Early in 2014, Simple was a mid-stage startup with only a single analytics-focused employee. When we wanted to answer a question about customer behavior or business performance, we would have to query production databases. Everybody in the company wanted to make informed decisions, from engineering to product strategy to business development to customer relations, so it was clear that we needed to build a data warehouse and a team to support it.
Today, we are over a year into a partnership with BBVA and Simple is nearly 300 employees strong. We have a Director of Data leading a team of five engineers and five analysts who have access to a wealth of business data stored centrally in Amazon Redshift as our data warehouse. Building robust, near real-time analytics capabilities wasn’t easy and we learned a few hard lessons along the way. This post shares some details of what our current data infrastructure looks like, how we make use of it, and some of the decisions that led us here.
How We Structure Our Data Team
Our analysts and engineers are a resource for the rest of the company, providing the data to inform decisions. Some examples of how we collaborate include:
- Working with the Product Team to interpret event tracking data to help them understand how users interact with the app and how the team should prioritize potential features.
- Partnering with Risk to recognize atypical usage patterns and pinpoint emerging forms of fraud.

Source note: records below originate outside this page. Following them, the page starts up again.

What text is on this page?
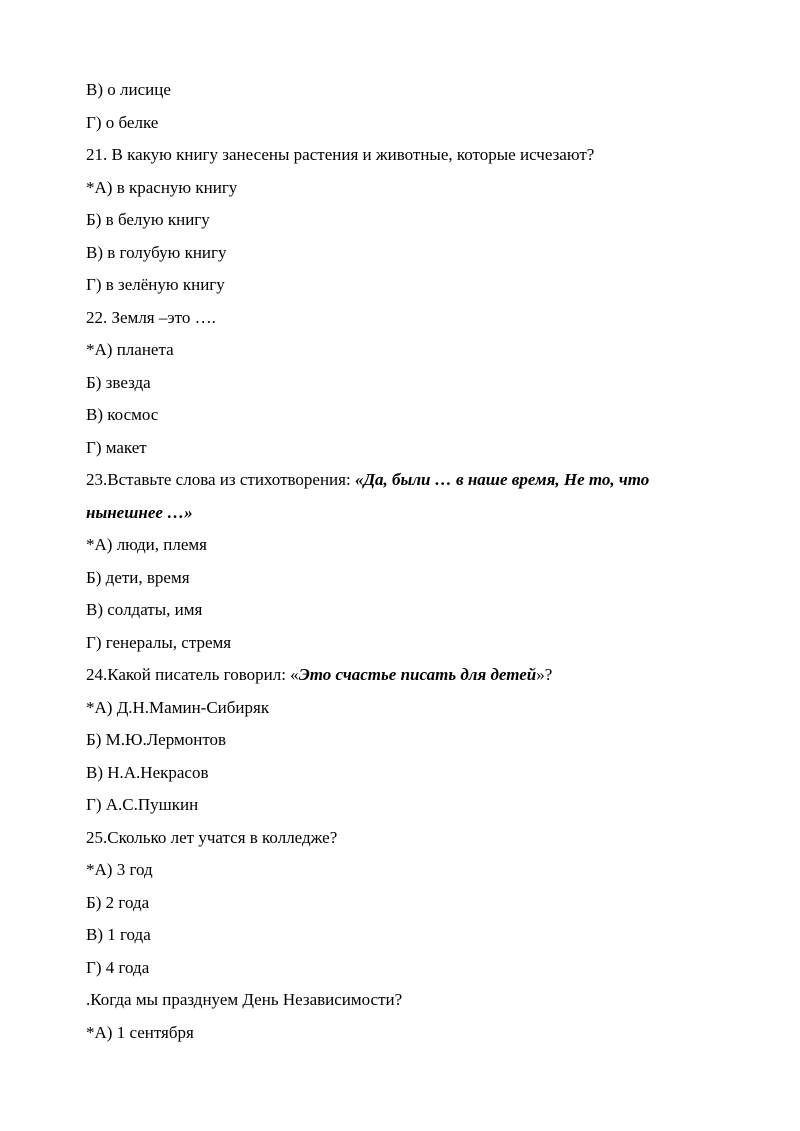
В) о лисице
Г) о белке
21. В какую книгу занесены растения и животные, которые исчезают?
*А) в красную книгу
Б) в белую книгу
В) в голубую книгу
Г) в зелёную книгу
22. Земля –это ….
*А) планета
Б) звезда
В) космос
Г) макет
23.Вставьте слова из стихотворения: «Да, были … в наше время, Не то, что
нынешнее …»
*А) люди, племя
Б) дети, время
В) солдаты, имя
Г) генералы, стремя
24.Какой писатель говорил: «Это счастье писать для детей»?
*А) Д.Н.Мамин-Сибиряк
Б) М.Ю.Лермонтов
В) Н.А.Некрасов
Г) А.С.Пушкин
25.Сколько лет учатся в колледже?
*А) 3 год
Б) 2 года
В) 1 года
Г) 4 года
.Когда мы празднуем День Независимости?
*А) 1 сентября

- Building dashboards to help Customer Relations anticipate staffing needs, optimize their schedule, and effectively respond to emergent issues.
- Providing metrics to our Executive Leadership Team and the Board to guide decisions about strategic vision for the company.
It’s important for the entire company to have access to data. Folks from any department are able to submit data analysis and infrastructure requests to our team via GitHub* issues. A rotating weekly analytics lead triages and tags those issues throughout the week.
As Simple grows and data remains a top priority, we’re seeing more requests than we can fulfill, so we’re working to overhaul this system to help prioritize projects while allowing for ongoing company requests. We’re also seeing data requests become increasingly specific as the company grows; some of our analysts already spend more than 50% of their time pairing with a specific team and there is likely going to be more specialization going forward.
Our data analysts and data engineers work as a single team. We sit together in the office and share a management structure. While in theory responsibilities are distinct between the engineers who build the infrastructure that feeds the warehouse and the analysts who answer business questions based on that data, we’ve seen significant overlap between analyst and engineering work and benefited from a tight feedback loop. When an incoming data request requires something that’s not already in Redshift, analysts know exactly who to work with and our engineers can often add a new data source within days by hooking a new input into one of our existing services. We’ve also seen cooperative projects where an engineer brings programming expertise to an analysis problem or an analyst builds a web application to address a particular analysis workflow.
Our Data Infrastructure
Most of Simple’s data infrastructure focuses on capturing data from production services and filing it to Amazon Redshift as our data warehouse. The warehouse stores data originating from PostgreSQL databases, message queues, and public HTTP endpoints.
We chose Redshift as our data warehouse for integration and scalability:
- Simple’s backend infrastructure all lives in Amazon Web Services (AWS), so Redshift was easy to deploy and integrate into our existing environment.
- Redshift is massively scalable and relatively inexpensive. While we currently warehouse just under 1 TB in Redshift, we expect our data ingestion to increase exponentially in the coming years.
- Redshift’s interface is SQL, which our analysts know fluently and which is instantly familiar to many other folks across the company.
Redshift Loader Service
Simple’s computing backend follows a service-oriented architecture and our Technical Operations team has developed great operational support for deploying and maintaining microservices. Because of that existing experience and support, we’ve largely adopted the same pattern for building our data pipelines.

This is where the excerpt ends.